Director Nick Broomfield plays a supporting role in the story. Part of the small party of expatriates on Hydra, he was also Marianne’s lover in that set’s loose configuration of lives. Like Cohen, he remained friends with her. Still photographs, home movies and other footage of Hydra reveal a rocky vista of whitewashed, close-packed towns capped by the Byzantine domes of tiny Greek Orthodox churches. The locals cast a tolerant eye on the artistic expats who found freedom in the bright Mediterranean sunlight to paint, sculpt, write and make love. The powdery feel of dry seawater on stone surfaces, the warm silken wind bearing the aroma of fresh-baked bread are evoked as paradise.
Marianne & Leonard is a visual and aural mosaic of memories and archival voices. Already enjoying modest acclaim as a poet in his Canadian homeland, Cohen composed his 1966 novel Beautiful Losers on Hydra in between swimming, sex, all-night conversations over retsina at the taverna and LSD-laced excursions across the island’s mythic landscape.
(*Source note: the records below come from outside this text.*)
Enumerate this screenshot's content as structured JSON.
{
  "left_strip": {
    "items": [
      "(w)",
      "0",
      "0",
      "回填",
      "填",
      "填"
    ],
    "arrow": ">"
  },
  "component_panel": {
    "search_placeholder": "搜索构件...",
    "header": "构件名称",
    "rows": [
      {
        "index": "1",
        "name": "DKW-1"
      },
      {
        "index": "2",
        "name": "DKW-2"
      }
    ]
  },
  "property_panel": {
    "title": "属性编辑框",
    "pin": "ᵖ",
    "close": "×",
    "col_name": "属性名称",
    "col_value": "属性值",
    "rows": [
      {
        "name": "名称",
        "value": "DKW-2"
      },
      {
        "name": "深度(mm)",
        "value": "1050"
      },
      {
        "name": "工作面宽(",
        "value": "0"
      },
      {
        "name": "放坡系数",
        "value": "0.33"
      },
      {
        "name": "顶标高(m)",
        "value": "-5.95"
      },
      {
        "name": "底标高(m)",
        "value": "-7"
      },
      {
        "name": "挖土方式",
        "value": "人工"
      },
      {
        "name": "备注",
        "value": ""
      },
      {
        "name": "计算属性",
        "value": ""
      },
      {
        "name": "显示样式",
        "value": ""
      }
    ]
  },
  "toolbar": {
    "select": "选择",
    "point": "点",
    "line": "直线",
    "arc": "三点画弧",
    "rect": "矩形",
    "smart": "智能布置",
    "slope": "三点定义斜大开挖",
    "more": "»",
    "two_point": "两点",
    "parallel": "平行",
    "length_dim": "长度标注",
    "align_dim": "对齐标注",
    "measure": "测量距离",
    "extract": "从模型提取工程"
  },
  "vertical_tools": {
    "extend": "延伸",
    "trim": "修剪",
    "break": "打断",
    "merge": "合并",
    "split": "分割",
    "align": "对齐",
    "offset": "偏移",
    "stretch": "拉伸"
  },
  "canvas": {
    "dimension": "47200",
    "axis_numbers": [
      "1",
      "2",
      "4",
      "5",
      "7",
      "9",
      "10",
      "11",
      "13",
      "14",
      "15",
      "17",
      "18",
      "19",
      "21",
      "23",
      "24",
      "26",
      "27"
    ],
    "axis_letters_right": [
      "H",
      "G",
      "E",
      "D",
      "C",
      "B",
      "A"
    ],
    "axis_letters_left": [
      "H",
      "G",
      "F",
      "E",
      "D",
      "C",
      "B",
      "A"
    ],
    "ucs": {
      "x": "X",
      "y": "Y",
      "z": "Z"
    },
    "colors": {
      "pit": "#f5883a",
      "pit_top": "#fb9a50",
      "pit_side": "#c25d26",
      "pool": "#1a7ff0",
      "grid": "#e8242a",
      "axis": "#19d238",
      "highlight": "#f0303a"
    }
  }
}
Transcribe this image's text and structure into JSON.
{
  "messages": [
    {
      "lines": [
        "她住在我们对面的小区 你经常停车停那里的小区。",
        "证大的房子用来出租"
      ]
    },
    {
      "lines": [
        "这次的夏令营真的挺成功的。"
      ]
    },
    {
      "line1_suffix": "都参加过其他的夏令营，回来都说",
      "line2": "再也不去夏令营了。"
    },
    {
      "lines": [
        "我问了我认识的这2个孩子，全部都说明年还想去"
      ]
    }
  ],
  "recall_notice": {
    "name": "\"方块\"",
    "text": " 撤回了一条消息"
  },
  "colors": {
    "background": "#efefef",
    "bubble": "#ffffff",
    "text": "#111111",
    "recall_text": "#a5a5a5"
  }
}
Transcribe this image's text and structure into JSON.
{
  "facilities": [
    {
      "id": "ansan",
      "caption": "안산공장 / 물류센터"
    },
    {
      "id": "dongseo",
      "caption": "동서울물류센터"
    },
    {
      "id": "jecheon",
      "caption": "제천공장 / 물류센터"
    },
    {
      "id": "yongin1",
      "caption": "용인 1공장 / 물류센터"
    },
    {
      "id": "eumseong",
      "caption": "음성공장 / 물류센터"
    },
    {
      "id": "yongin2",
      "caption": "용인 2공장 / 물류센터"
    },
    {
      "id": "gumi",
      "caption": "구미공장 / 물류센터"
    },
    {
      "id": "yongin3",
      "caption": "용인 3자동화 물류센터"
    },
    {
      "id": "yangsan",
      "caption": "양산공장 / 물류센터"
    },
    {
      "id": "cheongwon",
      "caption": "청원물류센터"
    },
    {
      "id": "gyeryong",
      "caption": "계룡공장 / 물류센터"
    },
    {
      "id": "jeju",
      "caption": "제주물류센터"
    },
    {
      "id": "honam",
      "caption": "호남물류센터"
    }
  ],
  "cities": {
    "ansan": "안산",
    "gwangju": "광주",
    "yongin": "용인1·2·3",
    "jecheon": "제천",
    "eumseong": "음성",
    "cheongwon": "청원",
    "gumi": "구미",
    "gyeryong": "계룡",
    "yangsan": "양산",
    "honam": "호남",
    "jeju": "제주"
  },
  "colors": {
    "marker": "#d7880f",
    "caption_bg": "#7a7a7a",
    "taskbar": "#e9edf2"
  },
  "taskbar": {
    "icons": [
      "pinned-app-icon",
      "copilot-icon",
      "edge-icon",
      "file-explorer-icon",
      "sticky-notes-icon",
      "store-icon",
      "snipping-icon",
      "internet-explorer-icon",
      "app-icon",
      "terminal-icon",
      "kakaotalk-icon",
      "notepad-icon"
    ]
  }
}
The novel’s failure to find an audience led him to songwriting and—as recalled by his musical mentor, Judy Collins—a reluctant pivot to performing. According to her, Cohen was nearly paralyzed by stage fright when she introduced him at a New York folk festival.
The documentary also reveals a good deal about Ihlen but, face it, Cohen was the star and she was, for millions of listeners, an image in a song. The film includes Cohen’s own late-life musings on his wandering past as they relate to Ihlen and Hydra: “Even if the situation looked good, I had to escape.” He realized, “It was a selfish life”—that romance of artist and muse, a towering trope of 20th century modernism, as was the evanescent illusion of free love.
Marianne & Leonard includes Cohen’s 2016 voice message to Ihlen when he learned she was succumbing to leukemia. “Endless love and gratitude,” he said. Cohen survived her only a short time, dying three months later after completing a final world tour as the grey eminence of intimacy guarded by poetry.